I remember back during the 2010 General Election campaign, there were no (that I could discover) fully open public hustings events organised for my then-constituency, Birmingham Ladywood. The nearest to any hustings event I could find was one organised in the Council House by the Fawcett Society, which was supposed to be women only – I turned up to that and basically argued my way in as it being the only hustings event! And generally over the years, I’ve noticed – in Birmingham with the exception of Moseley and Kings Heath ward – rarely are there any hustings for the local elections.
The big thing that was described about that election campaign was that it was supposed to be the first ‘Internet election’ – or rather, the first general election campaign where the penetration of what had become to be called social media in the form of Twitter and Facebook had become such that a significant amount of public discussion and campaigning took place online.

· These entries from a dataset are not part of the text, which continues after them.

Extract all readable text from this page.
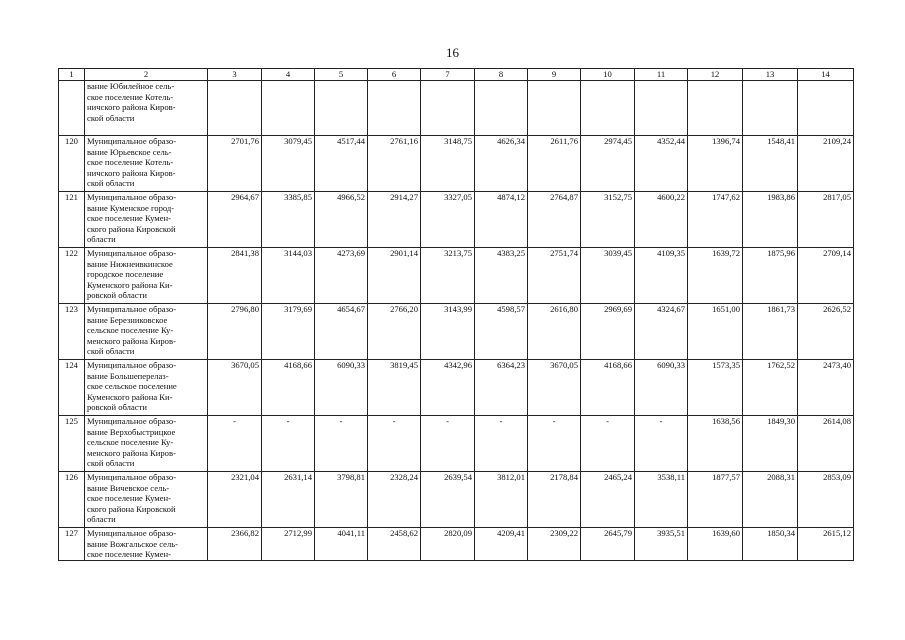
16
1	2	3	4	5	6	7	8	9	10	11	12	13	14

	вание Юбилейное сель-
ское поселение Котель-
ничского района Киров-
ской области												

120	Муниципальное образо-
вание Юрьевское сель-
ское поселение Котель-
ничского района Киров-
ской области	2701,76	3079,45	4517,44	2761,16	3148,75	4626,34	2611,76	2974,45	4352,44	1396,74	1548,41	2109,24
121	Муниципальное образо-
вание Куменское город-
ское поселение Кумен-
ского района Кировской
области	2964,67	3385,85	4966,52	2914,27	3327,05	4874,12	2764,87	3152,75	4600,22	1747,62	1983,86	2817,05
122	Муниципальное образо-
вание Нижнеивкинское
городское поселение
Куменского района Ки-
ровской области	2841,38	3144,03	4273,69	2901,14	3213,75	4383,25	2751,74	3039,45	4109,35	1639,72	1875,96	2709,14
123	Муниципальное образо-
вание Березниковское
сельское поселение Ку-
менского района Киров-
ской области	2796,80	3179,69	4654,67	2766,20	3143,99	4598,57	2616,80	2969,69	4324,67	1651,00	1861,73	2626,52
124	Муниципальное образо-
вание Большеперелаз-
ское сельское поселение
Куменского района Ки-
ровской области	3670,05	4168,66	6090,33	3819,45	4342,96	6364,23	3670,05	4168,66	6090,33	1573,35	1762,52	2473,40
125	Муниципальное образо-
вание Верхобыстрицкое
сельское поселение Ку-
менского района Киров-
ской области	-	-	-	-	-	-	-	-	-	1638,56	1849,30	2614,08
126	Муниципальное образо-
вание Вичевское сель-
ское поселение Кумен-
ского района Кировской
области	2321,04	2631,14	3798,81	2328,24	2639,54	3812,01	2178,84	2465,24	3538,11	1877,57	2088,31	2853,09
127	Муниципальное образо-
вание Вожгальское сель-
ское поселение Кумен-	2366,82	2712,99	4041,11	2458,62	2820,09	4209,41	2309,22	2645,79	3935,51	1639,60	1850,34	2615,12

Of course, Twitter and Facebook are great places where candidates and activists can connect with voters, but the nature of how both platforms work doesn’t make them so great for deep question and answer and discussion formats – Twitter’s 140 character limit naturally inhibits detailed queries and responses, and although notionally both platforms are public spaces, they are more like semi-public, semi-private spaces; when posting in both places, one can only really be read by people who are actively following *you* rather than people who are casually browsing.
Winding forward to this election campaign, it was just after Christmas that I had an idea – what if there was a platform especially created, specifically with the intention of being a platform where voters can ask questions in a place where as well as there being spaces to ask questions related to the national campaign as a whole, there were also spaces where specific questions could be asked of candidates and activists in specific constituencies, councils, and wards?
So I went to my domain registrar, was quite surprised to discover that nobody else had previously registered the domain www.hustings.org.uk, and got to work assembling a database structure and some .php code around it, promoted a skeleton site around some friends within a couple of days of starting, and have been gradually building upon that ever since in an agile manner with a product roadmap in my head (and outlined at a very high level on the site’s home page) rolling out functionality as and when I’ve had time.
Early in the development I presented it at UKGovCamp, the annual unconference for people working and interested in digital government, and one of the comments made by people in that session was that it’s grand and all, but what would be really good would be if it could be used to have a life after an election so people could continue to hold their local representatives, candidates, and activists to account for the work they’re doing (or not doing…), so hopefully after May 7 I’ll be able to make some subtle changes to the wording on the forms and content pages to encourage this.
Another thing I realised once a few elections, questions, and answers had been put into the system was that the user interface was a bit clunky (in many respects it still is – although I’m sort-of kind-of OKish at design and UX, I tend to see my skills more as having the idea and then starting to implement the idea rather than being able to finesse it afterwards!), and the solution that occurred to me was to build in an extra facility where users could follow elections and people and have questions and answers relevant to who and what they’re following on their own ‘My Democracy’ page – effectively making the site a social network for democracy. There’s still work to do on making the usability just right, and indeed there’s still more features from my original roadmap to deliver in due course.
Will it make a difference to public engagement in this and future elections? That remains to be seen – I have to admit that user uptake of it hasn’t been as enthusiastic as I’d hoped, especially from friends and other people I know who are activists and actual candidates themselves, as well as friends involved in other forms of digital advocacy. It maybe that now the campaign proper is underway there’ll be more interest from people actually using it rather than just looking at it, and telling their friends about it. But whether it takes off or not, I’ll know I’ve actually done something to try to promote civic engagement, to try to raise the level of public interest and debate in politics and the political process, rather than sitting there moaning about it!